Chen Shi menggelengkan kepalanya sambil tersenyum. “Bagi orang lain mungkin terlihat mudah, tetapi apakah itu mudah atau tidak hanya bisa diketahui oleh orang tersebut. Mari kita pergi ke distrik perumahan berikutnya.”
“Di seberang jalan itu adalah kompleks perumahan tempat Wei Yi tinggal, kan?”
“Ya, aku tadinya berpikir orang yang mengangkut jenazah itu mungkin tinggal di komunitas yang sama dengannya! Apakah kamu lelah?”
“Tidak lelah. Saya merasa sangat senang bisa menyelidiki kasus ini bersama Anda.” Tao Yueyue tersenyum.

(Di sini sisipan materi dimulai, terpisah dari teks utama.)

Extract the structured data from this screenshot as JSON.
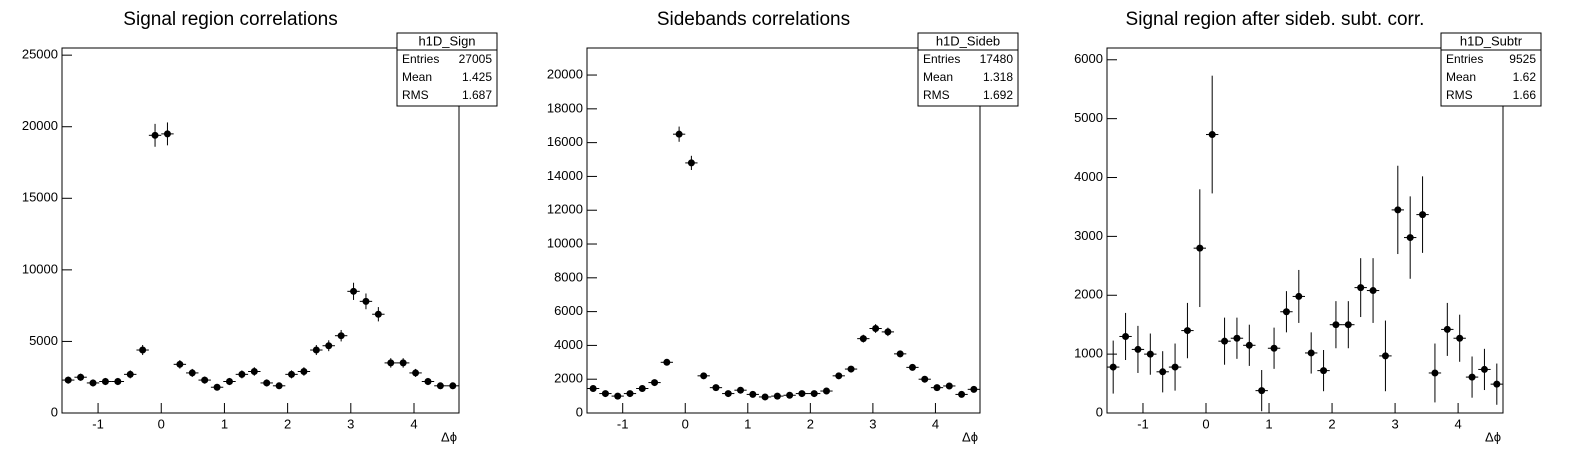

1. Permainan kartu bergenre adu kekuatan dan perjudian. Ini adalah salah satu permainan kartu paling populer yang dimainkan di Tiongkok. Dou dizhu digambarkan sebagai permainan yang mudah dipelajari tetapi sulit dikuasai, membutuhkan pemikiran matematis dan strategis serta eksekusi yang direncanakan dengan cermat. Permainan dimulai dengan para pemain mengajukan penawaran untuk posisi “Dizhu” alias “tuan tanah” (地主). Mereka yang kalah dalam penawaran atau tidak mengajukan penawaran memasuki permainan sebagai “petani” (农民).